Aber ich hab leider keine Ahnung, ob meine Vermutung richtig ist.
Sicher, ich hab überlegt, ob ich es ansprechen sollte. Aber ich hatte hier einen netten Kerl, der zumindest dieses Mal nicht betrunken war und wusste, wo die Kollegen wohnen. Und als die kamen war alles noch viel einfacher. Einer sprach passables Deutsch, die Fahrt war absolut problemlos und am Ende wurde ich mit angemessenem Trinkgeld bezahlt. Hätte ich da wirklich mit dem vagen Verdacht ins Haus fallen sollen, der Typ würde mir Geld schulden?
Ich weiß es nicht. Vielleicht hätte ich es ja bekommen. Aber der Kerl war damals so hacke, eigentlich war es unwahrscheinlich, dass er sich – guten Willen sowieso vorausgesetzt – überhaupt hätte erinnern können. Und abgeschrieben hatte ich die Tour ja auch schon längst. Aber ein bisschen wurmt der Gedanke, dass er es war.

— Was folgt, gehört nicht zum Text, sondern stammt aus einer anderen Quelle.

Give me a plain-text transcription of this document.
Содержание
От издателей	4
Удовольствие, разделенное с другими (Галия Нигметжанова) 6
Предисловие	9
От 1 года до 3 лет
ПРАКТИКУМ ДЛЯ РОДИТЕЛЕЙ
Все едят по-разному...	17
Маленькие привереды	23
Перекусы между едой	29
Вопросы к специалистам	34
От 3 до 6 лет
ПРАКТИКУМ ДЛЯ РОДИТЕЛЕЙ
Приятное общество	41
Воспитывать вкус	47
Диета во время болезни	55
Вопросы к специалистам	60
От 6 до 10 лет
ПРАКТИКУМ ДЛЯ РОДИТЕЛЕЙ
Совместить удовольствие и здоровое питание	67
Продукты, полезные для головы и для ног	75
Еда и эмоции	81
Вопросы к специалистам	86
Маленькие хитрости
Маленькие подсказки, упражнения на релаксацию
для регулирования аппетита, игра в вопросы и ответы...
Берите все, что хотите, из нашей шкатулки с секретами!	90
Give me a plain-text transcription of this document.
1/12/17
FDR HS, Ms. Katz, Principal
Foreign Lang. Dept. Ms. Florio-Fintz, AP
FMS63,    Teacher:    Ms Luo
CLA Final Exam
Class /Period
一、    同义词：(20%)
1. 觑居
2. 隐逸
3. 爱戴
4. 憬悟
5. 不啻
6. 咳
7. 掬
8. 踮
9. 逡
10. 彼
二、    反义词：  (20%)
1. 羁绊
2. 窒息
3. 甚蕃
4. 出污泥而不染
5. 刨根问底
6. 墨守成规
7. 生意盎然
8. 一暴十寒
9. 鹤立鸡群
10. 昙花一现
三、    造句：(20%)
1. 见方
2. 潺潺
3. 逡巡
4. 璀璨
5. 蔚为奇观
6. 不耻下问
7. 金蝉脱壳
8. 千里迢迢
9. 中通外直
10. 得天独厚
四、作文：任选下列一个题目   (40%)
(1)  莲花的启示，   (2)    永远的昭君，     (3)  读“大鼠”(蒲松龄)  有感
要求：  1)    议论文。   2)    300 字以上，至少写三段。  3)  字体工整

Naja, ich schätze, dass ich nächstes Mal wenigstens keine Sorgen haben werde. Ich bin schon beim ersten Kandidaten nicht von Absicht ausgegangen, und dieser jetzt war eindeutig in Ordnung. Wie schlecht also sollten die Chancen beim nächsten Verdacht meinerseits sein?
ach, ich versteh das so gut. du beißt dir jetzt in den arsch dass du niemals die gewissheit haben wirst ob er’s war, aber wenn es rund gegangen wäre und er wär’s dann gar nicht gewesen – na das wäre ja erst recht beschissen.
zwecks gesichter merken: gilt nicht bei nem NACHTtaxi! is halt immer zu dunkel.
tipp: nicht überspielen, dass man keine ahnung hat wer da minutenlang mit einem redet. das wird nur immer noch peinlicher. oh ja, das wird es.
Direkt ansprechen und fragen, ob er es war. Nicht nur den Fragenden dabei spielen. Das wäre mein Tip gewesen. Wenn er es nicht war, wird sich das mit 1-2 Sätzen auch wieder aus der Welt schaffen lassen. Wenn er sich nicht richtig daran erinnern kann, dann halt Pech, du weißt es ja auch nicht besser. Wenn er ne halbgare Entschuldigung oder ne unglaubwürdige Erklärung auspackt, dann raus mit ihm aus dem Taxi.
Es gibt genug andere Kunden, man kann auch mal nicht nach Lehrbuch vorgehen, mein ich.
Nun ja, ganz ehrlich – wenn er es war, beim ersten Mal hackedicht war und noch kaum der deutschen Sprache mächtig ist… wie hoch wäre die Chance gewesen, dass er es a) verstanden, b) zugegeben oder man es c) im Falle der „Falschverdächtigung“ mit 1-2 Sätzen bereinigt gehabt hätte?
Weißt du’s? Angenommen er war eben nicht so hackedicht, wie man ihn eingeschätzt hat, angenommen er spricht die Sprache schlecht versteht sie aber gut, angenommen es kommt an, weil er zum 2mal, an derselben Stelle, mit demselben Taxifahrer, dieselbe Tour abfährt, dieselben Kumpels einsammelt, dann ändert sich die Perspektive.
Aber letztlich machste das ja nicht nur für ihn. Ich zumindest wöllte auch einfach was gesagt haben, bevor ich den Kerl ne Dienstleistung anbiete.
@leserin:
Ach, ich bin gut im Überspielen. Gibt zwei Kollegen, mit denen ich seit Jahren am Stand rede, deren Namen ich vergessen habe. 😉
@Micha:
Naja, gewisserweise wäre das ja auch „nach Lehrbuch“. Kommt immer darauf an, welches man nimmt. Leute, die schon einmal nicht gezahlt haben, nicht mitzunehmen, ist sicher kein Geheimtipp.